Bastaría para comprobarlo la significativa colocación de las distintas fuerzas parlamentarias ante el conflicto y, sobre todo, el expresivo cambio de posición de un medio -Abc-, tan sensible a cierto tipo de reivindicaciones de algún sector de los jueces frente al Gobierno, y aquí, sin embargo, voluntarioso portavoz, al menos implícito, del Ministerio del Interior.

Puestos a extraer algunas consecuencias de lo sucedido, me parece que son tres las más pertinentes.

La primera, que no existe poder político por más legitimado que se encuentre, que no propenda al exceso. La segunda, que la jurisdicción en el marco del Estado de derecho tiene asignado un papel sustancial. La tercera, que en aquél la legitimidad democrática no se agota en las urnas.

Poder en apuros

El caso que nos ocupa fue una escenificación a gran formato de lo primero. Una demostración bien elocuente de hasta dónde puede llegar el esfuerzo de un poder ejecutivo en apuros , incluso en democracia, para tratar de sustraerse al derecho. Del género de monstruos que es capaz de producir el sueño de la razón jurídica. La orden de incomparecencia, se dijo por un ministro, sólo trataba de "suscitar, por parte de la autoridad judicial, una consideración de las posibles razones de ilegalidad" de la medida acordada (!).
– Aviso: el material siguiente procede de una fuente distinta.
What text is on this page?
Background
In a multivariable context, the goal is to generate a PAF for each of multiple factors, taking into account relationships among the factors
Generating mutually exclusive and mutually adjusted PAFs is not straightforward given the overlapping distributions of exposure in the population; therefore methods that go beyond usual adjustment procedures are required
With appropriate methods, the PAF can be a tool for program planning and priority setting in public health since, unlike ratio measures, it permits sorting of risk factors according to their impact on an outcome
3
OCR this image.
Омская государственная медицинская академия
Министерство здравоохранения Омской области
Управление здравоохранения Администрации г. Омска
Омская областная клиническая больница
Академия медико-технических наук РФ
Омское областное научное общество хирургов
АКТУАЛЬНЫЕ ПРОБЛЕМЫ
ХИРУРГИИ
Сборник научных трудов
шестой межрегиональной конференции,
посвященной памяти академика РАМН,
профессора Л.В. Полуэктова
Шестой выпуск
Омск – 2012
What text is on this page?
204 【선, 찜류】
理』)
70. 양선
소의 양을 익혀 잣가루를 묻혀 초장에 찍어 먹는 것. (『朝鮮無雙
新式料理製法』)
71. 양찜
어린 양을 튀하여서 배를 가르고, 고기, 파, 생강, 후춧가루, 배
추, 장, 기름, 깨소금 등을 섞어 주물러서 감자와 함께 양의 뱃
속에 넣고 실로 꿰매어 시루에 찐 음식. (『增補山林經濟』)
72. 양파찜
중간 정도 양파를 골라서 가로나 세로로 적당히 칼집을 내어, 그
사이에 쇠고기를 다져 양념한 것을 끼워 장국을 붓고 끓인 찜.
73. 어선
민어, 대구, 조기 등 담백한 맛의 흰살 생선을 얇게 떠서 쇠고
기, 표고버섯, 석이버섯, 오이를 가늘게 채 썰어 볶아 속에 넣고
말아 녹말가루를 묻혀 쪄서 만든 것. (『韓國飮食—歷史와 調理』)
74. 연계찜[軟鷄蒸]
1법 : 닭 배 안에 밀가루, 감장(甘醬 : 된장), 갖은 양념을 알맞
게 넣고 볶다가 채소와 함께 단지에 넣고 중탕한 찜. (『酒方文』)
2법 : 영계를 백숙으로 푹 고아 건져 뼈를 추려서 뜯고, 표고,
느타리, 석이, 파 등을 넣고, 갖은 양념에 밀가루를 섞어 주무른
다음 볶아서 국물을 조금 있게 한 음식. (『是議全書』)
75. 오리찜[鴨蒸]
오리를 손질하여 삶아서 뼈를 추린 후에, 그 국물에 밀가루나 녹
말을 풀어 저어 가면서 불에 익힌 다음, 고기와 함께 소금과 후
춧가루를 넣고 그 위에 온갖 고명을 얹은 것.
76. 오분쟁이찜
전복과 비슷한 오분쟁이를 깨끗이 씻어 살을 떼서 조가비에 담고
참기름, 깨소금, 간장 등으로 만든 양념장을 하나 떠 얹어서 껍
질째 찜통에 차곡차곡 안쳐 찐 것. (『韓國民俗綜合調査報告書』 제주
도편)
Se argumentó sobre la base de cierto estado de necesidad, en el que lo que preocupaba era la seguridad de los agentes, que es, sin duda, un valor. Pero ahora sabemos qué es lo que, al menos objetivamente, se buscaba: garantizar la impunidad para un hecho odioso de tortura.

En ese contexto cobra todo su sentido el papel del juez. El brillante papel de la juez Huerta en este caso: hecho posible preel samente por su estatuto de independencia; por la circunstancia -de profunda significación- de hallarse en una situación estatutaria que la hacía inasequible a otro tipo de consideración que no fuera. la exigencia legal. Y no de un legalismo ultra, aberrante por gratuito, como también llegó a sugerirse, sino de una observancia de las reglas procesales del juego, pura y simplemente preordenadas a la búsqueda de la verdad. De la verdad de lo sucedido, en vista de la concurrencia de fuertes indicios de criminalidad.

Que los mismos hubieran brotado en el marco de la actuación de una institución del Estado sólo podía aumentar su gravedad y, por ello, estimular el celo del instructor, nunca su capacidad de comprensión, y menos una pasividad cómplice.

Precisamente esa actitud de la juez, supuestamente desestabilizadora de no se sabe -o quizá ya sí- qué inconfesables equilibrios, tiene en este punto, aparte de su extraordinario valor práctico, una notable carga simbólica. Al extremo de que podría decirse que ella sola -sin siquiera el apoyo del Consejo- encarnó allí y entonces, frente a la mayoría, frente a un poder legítimo pero ilegítimamente ejercido en este caso, toda la legitimidad del Estado democrático.

La ley como referencia

Es aquí precisamente donde radica el sentido profundo de la exigencia, connatural al Estado de derecho, de que el poder en sentido fuerte, el más próximo en su origen a la soberanía popular, tenga que ser vigilado desde un ámbito también intraestatal, pero independiente, con la ley como único punto de referencia.

Es quizá una paradoja de la democracia que concentra la que probablemente es su máxima virtud: haber institucionalizado determinados mecanismos que expresan una sana desconfianza hacia el poder en todas sus formas de expresión y en todos los momentos de su ejercicio.

Perfecto Andrés Ibáñez es magistrado.